Мы одолели три лестничных пролета по пути к их квартире. Мать Тины достала ключи и смогла отпереть три замка, не разбудив спящего ребенка. Я подумал, какая трудная жизнь у этой женщины, в одиночку растившей троих детей почти без денег, с эпизодической и часто утомительной работой, без поддержки других родственников. Я стоял на пороге с сумками в руках, не желая вторгаться в их жилье.

– Можете положить сумки на стол, – сказала Сара, проходя в заднюю часть однокомнатной квартиры, чтобы уложить ребенка на матрас у стены. Через два шага я оказался перед кухонным столом, положил сумки и обвел взглядом комнату. В ней был диван, развернутый к цветному телевизору, и маленький кофейный столик с чашками и грязными тарелками. На столе возле кухонного уголка лежал батон хлеба и банка арахисового масла. На полу был расстелен двойной матрас с подушками и аккуратно заправленными одеялами. Вокруг разбросана одежда вперемешку с газетами. На стене висела фотография Мартина Лютера Кинга-младшего, а по обе стороны от нее – яркие школьные портреты Тины и ее младшего брата.
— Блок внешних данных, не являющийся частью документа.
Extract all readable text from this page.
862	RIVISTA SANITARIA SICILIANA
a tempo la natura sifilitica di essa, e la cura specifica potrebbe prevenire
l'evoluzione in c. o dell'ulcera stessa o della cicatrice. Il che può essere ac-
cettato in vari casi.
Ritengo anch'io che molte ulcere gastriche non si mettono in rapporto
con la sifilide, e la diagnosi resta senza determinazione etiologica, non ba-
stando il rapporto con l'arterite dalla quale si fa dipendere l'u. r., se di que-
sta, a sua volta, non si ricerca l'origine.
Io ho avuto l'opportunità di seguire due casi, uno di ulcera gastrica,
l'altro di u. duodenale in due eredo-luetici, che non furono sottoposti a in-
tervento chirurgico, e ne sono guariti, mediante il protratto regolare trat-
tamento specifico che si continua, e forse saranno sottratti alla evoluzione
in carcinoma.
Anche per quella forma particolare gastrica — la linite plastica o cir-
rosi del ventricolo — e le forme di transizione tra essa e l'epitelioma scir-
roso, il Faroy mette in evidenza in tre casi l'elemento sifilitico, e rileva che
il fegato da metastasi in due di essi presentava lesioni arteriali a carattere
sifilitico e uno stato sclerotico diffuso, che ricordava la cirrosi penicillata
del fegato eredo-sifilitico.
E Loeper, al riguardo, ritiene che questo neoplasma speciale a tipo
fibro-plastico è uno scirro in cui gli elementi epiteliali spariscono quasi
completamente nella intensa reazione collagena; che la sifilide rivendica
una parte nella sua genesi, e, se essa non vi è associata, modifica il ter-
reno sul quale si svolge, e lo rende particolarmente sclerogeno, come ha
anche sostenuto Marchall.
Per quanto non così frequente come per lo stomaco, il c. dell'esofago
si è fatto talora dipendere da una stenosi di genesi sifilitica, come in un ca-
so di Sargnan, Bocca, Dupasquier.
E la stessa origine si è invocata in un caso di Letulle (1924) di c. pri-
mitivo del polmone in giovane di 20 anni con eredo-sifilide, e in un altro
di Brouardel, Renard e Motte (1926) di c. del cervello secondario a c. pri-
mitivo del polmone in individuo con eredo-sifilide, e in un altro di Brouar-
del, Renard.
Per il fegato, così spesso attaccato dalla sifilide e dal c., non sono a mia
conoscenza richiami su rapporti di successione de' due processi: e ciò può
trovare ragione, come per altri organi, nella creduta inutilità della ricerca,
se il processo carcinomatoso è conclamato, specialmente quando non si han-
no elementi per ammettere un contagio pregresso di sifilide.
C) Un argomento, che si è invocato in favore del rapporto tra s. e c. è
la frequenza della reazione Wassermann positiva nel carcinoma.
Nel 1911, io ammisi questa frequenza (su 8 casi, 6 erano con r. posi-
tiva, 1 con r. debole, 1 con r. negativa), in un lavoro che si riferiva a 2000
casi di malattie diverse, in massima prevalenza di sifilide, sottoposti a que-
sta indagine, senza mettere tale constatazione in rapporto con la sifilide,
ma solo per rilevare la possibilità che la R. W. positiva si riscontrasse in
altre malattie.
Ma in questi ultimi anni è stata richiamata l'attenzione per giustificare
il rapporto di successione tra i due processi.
На другой стене висела немного помятая фотография Сары с младенцем на руках. В комнате было тепло.

– Еще раз спасибо, что подвезли нас, – смущенно сказала Сара, и я заверил ее, что это не составило труда. Выходя из квартиры, я сказал: «Увидимся на следующей неделе», и Тина помахала мне. Они с младшим братом разбирали купленные продукты.

Эти дети были лучше воспитаны, чем многие, которых я видел в более комфортных жизненных обстоятельствах. Мне казалось, что жизнь вынудила их к этому.

Домой я возвращался через некоторые беднейшие районы Чикаго. Я снова чувствовал себя виноватым. Моя вина заключалась в удаче, возможностях, ресурсах и способностях, которыми я обладал. Она состояла в моих жалобах на слишком утомительную работу и на то, что я не получаю должного уважения за свои дела. Я знал гораздо больше Тины потому, что она выросла в мире, совершенно отличавшемся от моего. И это каким-то образом было связано с проблемами, которые привели ее ко мне. Я еще не мог точно сформулировать, но понимал, что мир, где росла и жила Тина, формировал ее эмоциональное, психическое, социальное и физическое здоровье.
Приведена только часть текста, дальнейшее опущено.